The maternal grandparent edge
When I arrive at my daughter and son-in-law’s Brooklyn apartment in New York on Thursdays, my 18-month-old granddaughter hurtles toward me, happy for our weekly date.
While her parents work, we spend the day doing toddler stuff — reading favorite books six times in a row, singing about spiders and stars, placing objects into containers and dumping them out again, going to the park, napping (baby, not Bubbe, alas). If we’re lucky, I spend half an hour with the whole family, once my daughter gets home, then head back to my place in New Jersey.

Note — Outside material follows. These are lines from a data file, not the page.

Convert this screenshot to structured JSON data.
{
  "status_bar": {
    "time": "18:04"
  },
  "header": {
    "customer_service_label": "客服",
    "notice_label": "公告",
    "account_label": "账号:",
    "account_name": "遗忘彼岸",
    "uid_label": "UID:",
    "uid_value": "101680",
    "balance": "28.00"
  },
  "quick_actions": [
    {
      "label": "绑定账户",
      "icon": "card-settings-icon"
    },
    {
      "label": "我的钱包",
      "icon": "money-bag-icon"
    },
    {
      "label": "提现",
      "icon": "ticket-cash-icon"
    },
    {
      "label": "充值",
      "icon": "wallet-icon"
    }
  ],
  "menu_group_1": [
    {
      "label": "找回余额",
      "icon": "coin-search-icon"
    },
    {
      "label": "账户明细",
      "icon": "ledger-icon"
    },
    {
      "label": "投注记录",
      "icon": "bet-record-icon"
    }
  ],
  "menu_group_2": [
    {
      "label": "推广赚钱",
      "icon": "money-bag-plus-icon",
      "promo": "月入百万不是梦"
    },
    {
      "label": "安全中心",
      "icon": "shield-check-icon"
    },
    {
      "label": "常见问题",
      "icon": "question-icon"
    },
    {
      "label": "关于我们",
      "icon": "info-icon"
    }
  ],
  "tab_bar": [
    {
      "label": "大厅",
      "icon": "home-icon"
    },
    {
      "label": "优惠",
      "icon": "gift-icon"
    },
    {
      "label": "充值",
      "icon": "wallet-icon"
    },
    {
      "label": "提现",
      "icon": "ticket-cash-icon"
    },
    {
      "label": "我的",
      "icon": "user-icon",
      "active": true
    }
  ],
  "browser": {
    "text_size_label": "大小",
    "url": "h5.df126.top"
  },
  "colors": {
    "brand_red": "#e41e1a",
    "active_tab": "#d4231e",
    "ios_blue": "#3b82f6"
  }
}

The routine I call Bubbe Day (for the Yiddish word for grandmother) has come to feel so natural that I never considered whether it would have unfolded differently if my granddaughter had been a son’s child, not a daughter’s. But it might well have.
You hear this often: Paternal grandparents tread very carefully, mindful that a daughter-in-law might not appreciate their overtures or their frequent presence, anxious that she could limit access to their grandkids. I thought it an old stereotype, possibly never accurate and certainly now outmoded.
But researchers exploring family affiliations point out that a so-called “matrilineal advantage” does exist. That is, daughters generally have closer ties to their own parents than to their in-laws, which leads to warmer relationships between their children and the maternal grandparents.
“The mother-daughter dyads engage in more frequent phone contact, more emotional support and advice — more than mothers do with sons or fathers with daughters,” said Karen Fingerman, who teaches human development and family sciences at the University of Texas, Austin, and has published studies on this topic.
One possible explanation is that women still shoulder more of what researchers call “kinkeeping” — arranging for calls and visits, planning holiday gatherings.
“Women are more active in maintaining those relationships,” said Jan Mutchler, a sociologist and gerontologist at the University of Massachusetts, Boston. “When you have mothers and daughters, then you have two women working on it.”
What happens with sons and their children? “It’s about your relationship to the person they married,” Fingerman said. She has found that parents’ rapport with a daughterin-law — “a key figure” — significantly influences their bond with her children. The connection with this gatekeeper (more than with a son-in-law, for unexplained reasons) can cement or thwart grandparental closeness.
Thus, you hear sorrowful tales like this one of a grandmother whose name I am not using to prevent further discord. She moved to California in 2017 to help her son and his wife with their baby, her first grandchild. “I expected I’d be hands-on, baby-sitting in the evenings,” she told me.
It hasn’t worked out that way. Her daughter-in-law, whom she didn’t know well before her pregnancy, “did not want me to be close,” she said, and didn’t accept gifts and offers of help.